Some analysts are thus seeing the recent surge as an indication that the market is experiencing a reset in a larger cycle and not a macro top.

Such resets typically involve:

  • Reduction of the momentum following booming prices.
  • Distribution of money between short-term traders and long-term investors.
  • Step by step recovery of a supply squeeze that may subsequently lead to price acceleration.

Price Action and Supply Dynamics Align

Most recent data releases indicate that Bitcoin has been trading around the 90,000 mark with longer-term supply increasing once more.

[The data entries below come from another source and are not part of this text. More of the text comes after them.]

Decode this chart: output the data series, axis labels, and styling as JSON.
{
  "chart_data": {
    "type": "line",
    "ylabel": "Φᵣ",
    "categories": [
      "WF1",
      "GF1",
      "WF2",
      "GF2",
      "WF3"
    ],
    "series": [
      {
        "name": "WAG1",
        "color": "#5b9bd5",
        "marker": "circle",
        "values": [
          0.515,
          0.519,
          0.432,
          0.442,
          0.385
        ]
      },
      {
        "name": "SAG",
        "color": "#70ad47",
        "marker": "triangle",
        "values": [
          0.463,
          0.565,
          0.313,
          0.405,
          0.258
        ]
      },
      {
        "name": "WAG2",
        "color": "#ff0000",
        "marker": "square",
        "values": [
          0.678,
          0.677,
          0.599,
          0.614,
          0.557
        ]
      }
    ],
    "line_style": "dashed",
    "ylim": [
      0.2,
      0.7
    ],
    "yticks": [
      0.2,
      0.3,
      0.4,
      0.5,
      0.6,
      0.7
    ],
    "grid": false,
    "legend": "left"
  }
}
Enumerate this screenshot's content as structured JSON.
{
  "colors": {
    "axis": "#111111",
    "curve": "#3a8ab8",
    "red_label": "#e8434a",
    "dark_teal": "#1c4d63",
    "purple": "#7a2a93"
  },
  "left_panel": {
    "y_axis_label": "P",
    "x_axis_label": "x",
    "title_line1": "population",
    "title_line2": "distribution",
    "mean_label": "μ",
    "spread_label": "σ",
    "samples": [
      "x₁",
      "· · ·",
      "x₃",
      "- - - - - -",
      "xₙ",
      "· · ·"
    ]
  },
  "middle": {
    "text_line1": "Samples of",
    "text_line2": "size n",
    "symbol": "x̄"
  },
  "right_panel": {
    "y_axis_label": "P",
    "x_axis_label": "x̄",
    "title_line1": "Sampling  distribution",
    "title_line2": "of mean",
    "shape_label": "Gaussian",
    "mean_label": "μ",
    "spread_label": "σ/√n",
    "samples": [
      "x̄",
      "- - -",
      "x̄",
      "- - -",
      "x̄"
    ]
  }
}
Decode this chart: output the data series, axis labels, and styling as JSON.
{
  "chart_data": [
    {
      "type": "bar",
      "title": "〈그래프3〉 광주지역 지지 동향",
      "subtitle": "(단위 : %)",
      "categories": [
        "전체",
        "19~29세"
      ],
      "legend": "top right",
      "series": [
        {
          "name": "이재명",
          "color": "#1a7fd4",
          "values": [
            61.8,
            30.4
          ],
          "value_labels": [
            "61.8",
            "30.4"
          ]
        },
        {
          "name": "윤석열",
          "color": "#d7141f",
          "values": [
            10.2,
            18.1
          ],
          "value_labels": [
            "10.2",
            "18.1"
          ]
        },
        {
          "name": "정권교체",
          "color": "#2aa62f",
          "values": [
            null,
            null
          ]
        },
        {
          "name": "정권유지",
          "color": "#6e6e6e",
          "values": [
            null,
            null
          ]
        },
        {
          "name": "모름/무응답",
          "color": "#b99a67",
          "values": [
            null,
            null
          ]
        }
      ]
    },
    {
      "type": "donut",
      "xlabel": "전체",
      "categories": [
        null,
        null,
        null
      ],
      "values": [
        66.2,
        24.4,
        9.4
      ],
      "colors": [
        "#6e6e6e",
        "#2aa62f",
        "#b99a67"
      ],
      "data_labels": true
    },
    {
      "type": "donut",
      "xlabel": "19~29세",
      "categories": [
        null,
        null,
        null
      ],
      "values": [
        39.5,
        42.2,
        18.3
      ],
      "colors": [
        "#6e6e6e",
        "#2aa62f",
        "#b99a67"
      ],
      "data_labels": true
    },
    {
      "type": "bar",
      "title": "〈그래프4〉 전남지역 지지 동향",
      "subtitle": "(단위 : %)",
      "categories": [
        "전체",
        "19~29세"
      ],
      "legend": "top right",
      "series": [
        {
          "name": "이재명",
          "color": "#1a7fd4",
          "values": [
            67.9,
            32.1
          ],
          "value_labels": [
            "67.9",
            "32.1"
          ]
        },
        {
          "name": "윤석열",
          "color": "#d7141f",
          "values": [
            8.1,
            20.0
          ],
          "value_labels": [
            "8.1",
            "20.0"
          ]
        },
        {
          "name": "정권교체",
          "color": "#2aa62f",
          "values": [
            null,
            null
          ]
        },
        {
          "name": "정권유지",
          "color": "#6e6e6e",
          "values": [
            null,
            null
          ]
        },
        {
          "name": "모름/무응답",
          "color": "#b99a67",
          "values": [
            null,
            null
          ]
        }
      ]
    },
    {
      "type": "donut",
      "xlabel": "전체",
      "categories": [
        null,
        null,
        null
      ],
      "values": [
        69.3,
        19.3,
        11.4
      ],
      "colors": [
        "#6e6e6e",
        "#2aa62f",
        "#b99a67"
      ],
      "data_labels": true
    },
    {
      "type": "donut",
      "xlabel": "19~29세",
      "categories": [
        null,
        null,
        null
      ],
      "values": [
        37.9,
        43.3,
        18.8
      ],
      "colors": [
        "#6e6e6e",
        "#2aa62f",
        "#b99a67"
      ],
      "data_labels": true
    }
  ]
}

This consistency of high price level and the re-accumulation indicates that longer term investors have no fears of the market volatility.

Instead of winding up positions, most of them seem to be applying consolidation periods to add exposure- something that has been characteristic of earlier expansion stages.

This is a dynamic that supports a notable aspect of the Bitcoin market structure since the more people adopt it, the more supply effectively becomes illiquid, restricting the inventory available to new purchasers.

Why This Matters for the Broader Market

The long-term supply of holders can be significantly implied on liquidity and price discovery in case of a long-term increase. In the event of fewer coins in circulation, even relatively small demand can have a disproportionately large influence on price.

Since it is commonly referred to as a supply squeeze, the phenomenon has historically been a key to the drastic increases in the price of Bitcoin.

Also, an increase in the LTH supply may be an indication of growing market maturity, where the mode of ownership shifts towards conviction-based holding as opposed to speculative trading.